Portaria do Ministério da Justiça possibilita a concessão de residência a vítimas de trabalho escravo e tráfico de pessoas
Normativa fortalece a proteção de imigrantes em situação de vulnerabilidade e amplia a garantia de acesso a direitos básicos desse grupo
O Ministério da Justiça e Segurança Pública publicou nesta terça-feira, 24/3, a portaria nº 87/2020 (clique aqui para acessar), que regulamenta a concessão de residência a imigrantes que tenham sido vítimas de trabalho escravo, tráfico de pessoas ou de outra violação agravada por sua condição migratória, como violência doméstica, cárcere privado, extorsão ou tortura. O requerimento para a concessão de residência deve ser apresentado à Polícia Federal, mediante anuência do imigrante, por alguma das seguintes autoridades públicas: membros do Ministério Público, defensores públicos e auditores fiscais do trabalho, membros do Poder Judiciário e delegados de polícia.
Os relatórios de fiscalização decorrentes das ações de resgate poderão ser anexados ao requerimento para comprovar a violação sofrida pelo imigrante. Além disso, também serão aceitos pareceres técnicos, inquéritos policiais ou denúncias em ação penal. O requerimento também deve ser acompanhado de formulário, cujo modelo se encontra no texto da portaria, além da declaração de ausência de antecedentes criminais e documentos de identificação, como documento oficial com foto e certidões de nascimento, casamento ou consular. A normativa dispensa a legalização dessas certidões e prevê a possibilidade de serem traduzidas pelo próprio imigrante ou por intermédio das autoridades públicas citadas acima. Elas poderão ser até mesmo dispensadas diante da impossibilidade de apresentação dessa documentação por parte da vítima.

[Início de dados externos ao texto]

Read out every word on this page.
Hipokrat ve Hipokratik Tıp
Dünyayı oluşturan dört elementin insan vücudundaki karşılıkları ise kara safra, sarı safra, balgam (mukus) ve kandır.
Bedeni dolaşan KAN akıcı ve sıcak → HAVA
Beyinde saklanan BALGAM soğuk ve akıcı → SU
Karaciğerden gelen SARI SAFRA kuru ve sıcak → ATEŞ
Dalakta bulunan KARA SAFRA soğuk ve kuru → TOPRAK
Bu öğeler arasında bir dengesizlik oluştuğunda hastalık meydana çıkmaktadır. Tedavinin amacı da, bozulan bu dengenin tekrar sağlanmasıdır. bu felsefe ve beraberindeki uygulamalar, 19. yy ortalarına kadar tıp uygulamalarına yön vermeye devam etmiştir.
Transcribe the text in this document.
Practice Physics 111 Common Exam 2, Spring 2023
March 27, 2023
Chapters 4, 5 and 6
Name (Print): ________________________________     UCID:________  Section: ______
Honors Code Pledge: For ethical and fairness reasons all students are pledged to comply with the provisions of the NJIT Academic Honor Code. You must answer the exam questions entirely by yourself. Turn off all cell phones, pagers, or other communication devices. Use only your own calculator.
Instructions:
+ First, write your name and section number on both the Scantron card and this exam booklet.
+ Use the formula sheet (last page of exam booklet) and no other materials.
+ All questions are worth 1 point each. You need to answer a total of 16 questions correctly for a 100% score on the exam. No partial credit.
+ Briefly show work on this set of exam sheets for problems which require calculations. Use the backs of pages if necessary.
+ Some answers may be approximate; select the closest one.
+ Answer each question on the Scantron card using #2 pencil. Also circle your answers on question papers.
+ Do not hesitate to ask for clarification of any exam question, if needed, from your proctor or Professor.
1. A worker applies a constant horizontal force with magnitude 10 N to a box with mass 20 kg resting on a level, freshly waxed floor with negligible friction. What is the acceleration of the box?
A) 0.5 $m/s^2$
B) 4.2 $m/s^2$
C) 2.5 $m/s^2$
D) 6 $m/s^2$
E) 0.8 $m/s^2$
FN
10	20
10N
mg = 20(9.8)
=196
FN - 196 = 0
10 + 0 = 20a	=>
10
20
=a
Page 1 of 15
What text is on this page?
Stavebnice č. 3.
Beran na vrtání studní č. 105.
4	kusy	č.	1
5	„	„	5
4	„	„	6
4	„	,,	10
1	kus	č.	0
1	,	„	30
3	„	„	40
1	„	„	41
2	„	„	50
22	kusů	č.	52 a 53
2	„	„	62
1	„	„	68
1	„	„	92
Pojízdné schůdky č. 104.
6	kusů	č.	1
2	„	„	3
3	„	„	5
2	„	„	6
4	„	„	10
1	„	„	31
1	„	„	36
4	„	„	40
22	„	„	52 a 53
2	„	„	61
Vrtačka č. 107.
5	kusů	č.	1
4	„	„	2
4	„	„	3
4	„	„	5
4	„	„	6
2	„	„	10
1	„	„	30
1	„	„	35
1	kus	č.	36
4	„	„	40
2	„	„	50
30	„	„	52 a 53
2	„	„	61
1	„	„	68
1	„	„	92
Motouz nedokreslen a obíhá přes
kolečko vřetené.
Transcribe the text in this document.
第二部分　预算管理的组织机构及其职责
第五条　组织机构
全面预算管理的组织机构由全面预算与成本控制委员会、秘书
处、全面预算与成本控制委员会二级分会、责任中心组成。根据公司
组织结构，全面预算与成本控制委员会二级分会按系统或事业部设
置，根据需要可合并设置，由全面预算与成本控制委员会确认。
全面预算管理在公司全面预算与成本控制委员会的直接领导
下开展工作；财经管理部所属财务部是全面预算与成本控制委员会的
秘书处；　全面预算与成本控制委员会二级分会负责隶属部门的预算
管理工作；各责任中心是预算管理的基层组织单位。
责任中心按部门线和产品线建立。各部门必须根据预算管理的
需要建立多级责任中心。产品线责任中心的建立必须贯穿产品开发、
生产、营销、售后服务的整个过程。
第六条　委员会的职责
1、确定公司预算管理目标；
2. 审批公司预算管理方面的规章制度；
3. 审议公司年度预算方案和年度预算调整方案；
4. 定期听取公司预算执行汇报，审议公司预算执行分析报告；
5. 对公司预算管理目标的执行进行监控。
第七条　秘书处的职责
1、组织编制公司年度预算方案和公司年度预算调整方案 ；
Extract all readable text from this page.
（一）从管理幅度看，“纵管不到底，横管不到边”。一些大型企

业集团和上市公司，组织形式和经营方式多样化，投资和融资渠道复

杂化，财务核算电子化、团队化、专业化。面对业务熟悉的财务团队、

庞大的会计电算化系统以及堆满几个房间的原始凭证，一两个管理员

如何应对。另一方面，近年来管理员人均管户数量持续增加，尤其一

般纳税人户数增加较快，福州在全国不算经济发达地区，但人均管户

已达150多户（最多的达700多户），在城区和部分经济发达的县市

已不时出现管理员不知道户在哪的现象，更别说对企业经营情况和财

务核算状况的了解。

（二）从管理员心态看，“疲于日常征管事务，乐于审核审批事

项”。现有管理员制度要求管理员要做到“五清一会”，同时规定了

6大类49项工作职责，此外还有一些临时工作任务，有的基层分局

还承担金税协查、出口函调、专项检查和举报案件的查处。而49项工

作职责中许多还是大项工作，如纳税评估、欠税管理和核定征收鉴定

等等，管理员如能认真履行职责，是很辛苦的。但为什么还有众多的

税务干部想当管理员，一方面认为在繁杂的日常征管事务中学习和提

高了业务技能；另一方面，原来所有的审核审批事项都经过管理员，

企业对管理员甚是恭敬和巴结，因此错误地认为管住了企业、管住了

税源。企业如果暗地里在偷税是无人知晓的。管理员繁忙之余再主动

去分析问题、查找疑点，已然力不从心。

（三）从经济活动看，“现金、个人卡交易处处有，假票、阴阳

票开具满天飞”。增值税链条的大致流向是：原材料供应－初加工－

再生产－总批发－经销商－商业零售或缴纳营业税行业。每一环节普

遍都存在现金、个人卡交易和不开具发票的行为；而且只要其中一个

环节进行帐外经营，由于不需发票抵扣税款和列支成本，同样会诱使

A partir da solicitação, o imigrante receberá um protocolo que lhe garantirá a obtenção de documentação civil, como o CPF e a Carteira de Trabalho, e o acesso a serviços públicos, como educação, assistência social e saúde. Uma vez concedida a residência, a vítima poderá obter a Carteira de Registro Nacional Migratório, que atestará a regularização da sua condição migratória por prazo indeterminado.
A publicação da norma fortalece a proteção de imigrantes em situação de vulnerabilidade ao facilitar o seu acesso a direitos básicos. No início dos anos 2000, os trabalhadores resgatados foram, em alguns casos, ameaçados de deportação pelas autoridades públicas. Eram vistos erroneamente como “imigrantes ilegais”, termo conceitualmente equivocado e que acaba reforçando estereótipos e a própria condição de vulnerabilidade socioeconômica das vítimas.
De lá para cá, a discussão sobre direitos dos migrantes avançou muito, sobretudo quando o assunto envolve situações de exploração. Em 2017, é aprovada a Lei de Migração (Lei n. 13.445), que estabelece que as vítimas resgatadas do trabalho escravo e do tráfico de pessoas possuem direito à regularização migratória gratuita no Brasil. O artigo 30º incorporou em sua formulação o pressuposto de antigas normas administrativas do Conselho Nacional de Imigração (CNIg) que versaram sobre o mesmo tema. Contudo, até então, esse artigo havia não sido regulamentado, gerando um obstáculo no acesso ao direito da regularização para os migrantes resgatados. A portaria 87/2020, enfim publicada, preenche uma lacuna no enfrentamento desses crimes no Brasil e possibilita às vítimas um recomeço dos seus projetos de vida.